Прежде чем последовать за ним, я смотрю на планшет, на изображение на экране. В груди покалывает, когда я осознаю, что вижу.

Прошлой ночью лежа в кровати мне удалось просмотреть большую часть материалов дела. В отчетах тело жертвы описывается с ужасающими подробностями, но в действительности увидеть раны – совсем другое дело; это вызывает инстинктивную реакцию.

Сдержанно вдохнув, я увеличиваю изображение рваной раны, растянувшейся по всей грудной клетке. Несмотря на раздутую от воды кожу и бледность, я могу представить, как выглядела бы рана – как бы ощущалась – после исцеления, если бы жертва пережила нападение.

Это не то же самое место и размер... но при виде травмы у меня кружится голова, словно я перебрала с алкоголем. Ошарашенная, я опускаю планшет.

– Черт возьми, – воздух врывается в легкие, и я сглатываю комок в горле. Я спотыкаюсь о кочку, ноги дрожат. – Рис… – Он меня не слышит. – Агент Нолан!

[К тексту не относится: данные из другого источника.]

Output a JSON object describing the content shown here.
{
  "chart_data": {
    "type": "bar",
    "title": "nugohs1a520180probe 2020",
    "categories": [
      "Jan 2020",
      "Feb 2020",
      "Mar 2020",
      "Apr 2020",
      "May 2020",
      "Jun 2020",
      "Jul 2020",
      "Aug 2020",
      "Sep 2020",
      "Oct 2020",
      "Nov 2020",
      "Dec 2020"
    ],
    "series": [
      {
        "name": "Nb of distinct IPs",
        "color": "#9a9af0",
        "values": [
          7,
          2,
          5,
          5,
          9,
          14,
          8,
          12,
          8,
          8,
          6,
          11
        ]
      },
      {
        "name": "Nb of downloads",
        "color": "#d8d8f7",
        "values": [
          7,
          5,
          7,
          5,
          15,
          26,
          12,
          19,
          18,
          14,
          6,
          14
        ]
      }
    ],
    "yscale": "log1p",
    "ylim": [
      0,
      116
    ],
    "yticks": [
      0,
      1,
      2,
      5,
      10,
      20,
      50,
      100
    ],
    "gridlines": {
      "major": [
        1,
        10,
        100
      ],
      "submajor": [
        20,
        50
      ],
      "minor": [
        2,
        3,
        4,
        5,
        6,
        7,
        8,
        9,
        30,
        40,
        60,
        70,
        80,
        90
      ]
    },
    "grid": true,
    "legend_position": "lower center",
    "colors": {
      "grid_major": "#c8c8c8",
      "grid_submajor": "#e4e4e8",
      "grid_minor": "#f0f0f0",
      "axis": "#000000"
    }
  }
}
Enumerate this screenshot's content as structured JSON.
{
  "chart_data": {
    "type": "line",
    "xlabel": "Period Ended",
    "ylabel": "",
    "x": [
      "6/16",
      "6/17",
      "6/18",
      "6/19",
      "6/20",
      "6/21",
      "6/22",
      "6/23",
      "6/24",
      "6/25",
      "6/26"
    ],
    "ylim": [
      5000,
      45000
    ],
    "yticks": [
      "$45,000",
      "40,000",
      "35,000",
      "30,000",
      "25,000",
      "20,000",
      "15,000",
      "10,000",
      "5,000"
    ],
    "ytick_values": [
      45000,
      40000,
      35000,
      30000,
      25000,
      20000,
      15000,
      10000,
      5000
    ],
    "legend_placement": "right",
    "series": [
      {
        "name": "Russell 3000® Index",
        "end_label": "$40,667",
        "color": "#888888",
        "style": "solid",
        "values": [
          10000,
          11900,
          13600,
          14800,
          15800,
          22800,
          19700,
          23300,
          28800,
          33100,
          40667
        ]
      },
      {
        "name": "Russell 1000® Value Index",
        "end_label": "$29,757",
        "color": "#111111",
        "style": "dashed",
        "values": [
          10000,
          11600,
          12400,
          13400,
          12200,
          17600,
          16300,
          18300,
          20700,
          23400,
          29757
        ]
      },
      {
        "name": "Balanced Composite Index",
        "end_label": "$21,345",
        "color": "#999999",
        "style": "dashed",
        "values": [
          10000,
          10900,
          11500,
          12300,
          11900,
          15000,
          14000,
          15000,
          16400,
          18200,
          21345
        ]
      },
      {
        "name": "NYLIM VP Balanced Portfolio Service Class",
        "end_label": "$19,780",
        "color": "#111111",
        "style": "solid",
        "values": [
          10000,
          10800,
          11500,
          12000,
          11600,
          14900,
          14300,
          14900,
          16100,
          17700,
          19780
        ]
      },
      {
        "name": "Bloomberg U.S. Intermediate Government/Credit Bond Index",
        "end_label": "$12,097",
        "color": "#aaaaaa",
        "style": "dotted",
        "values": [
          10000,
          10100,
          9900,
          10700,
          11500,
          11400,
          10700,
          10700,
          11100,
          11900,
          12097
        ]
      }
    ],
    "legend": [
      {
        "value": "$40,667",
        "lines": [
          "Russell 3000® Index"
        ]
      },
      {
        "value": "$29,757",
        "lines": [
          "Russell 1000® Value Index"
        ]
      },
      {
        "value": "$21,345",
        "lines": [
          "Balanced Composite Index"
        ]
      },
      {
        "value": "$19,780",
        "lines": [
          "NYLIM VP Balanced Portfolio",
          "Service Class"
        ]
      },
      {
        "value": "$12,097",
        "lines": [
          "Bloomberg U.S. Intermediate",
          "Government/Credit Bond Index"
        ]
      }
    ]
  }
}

Это заставляет его остановиться. Он оглядывается на меня, его пиджак распахивается от ветерка. Он вопросительно сводит брови.

Подойдя к нему, я поднимаю планшет.

– Ты это видел?

Он упирает руки в бедра, еще сильнее распахивая пиджак.

– О чем ты говоришь, Хейл?

– Это… – я указываю на фото жертвы. – В отчете судмедэксперта не корректно описали рану. Ты знал об этом? Видел фото? – Обвинение в моем голосе поражает даже меня. Я глубоко вздыхаю. – Я что, схожу с ума?

Он хмурится еще сильнее, прищуриваясь из-за полуденного солнца. Затем смотрит мне в глаза.

– Ты не сходишь с ума.

Я моментально чувствую облегчение.

– Но, – продолжает он, – я спрашивал, готова ли ты взяться за это дело. – В его тоне слышится обвинение.

Я убираю планшет.

– Это не…

– Я прочитал отчет. Изучил фото. Я спросил тебя, – подчеркивает он.

– Подожди. Дело не в моей реакции. Не надо меня анализировать. Здесь есть явное сходство, – теперь, произнеся эти слова, я уже не могу вернуть их назад.

Он напряженно молчит, и я смотрю мимо него, на рябь, покрывающую озеро.

Возьми слова обратно.

Но я не могу. Забытая боль снова оживает.

Рис подходит ближе. К счастью, он не заставляет меня вдаваться в подробности. Ему это не нужно. Он уже видел такую реакцию раньше. У жертв.

– Хейл, посмотри на меня.

Я отрываю взгляд от озера, но мне трудно взглянуть в его понимающие глаза. Тем не менее, я заставляю себя сделать это, чтобы услышать горькую правду.

Линия его подбородка напряжена. По челюсти ходят желваки. Он сдерживается.

– Ты видишь сходство? – наконец спрашивает он.

Я качаю головой.

– Не знаю.

Я вспоминаю занятия по психологии. Один из признаков поздней шизофрении – видеть закономерности там, где их нет. Еще есть иллюзия частотности. Феномен Баадера-Майнхофа. Это также еще и признак стресса. Например, когда человек работает над делом, напоминающим нападение на него.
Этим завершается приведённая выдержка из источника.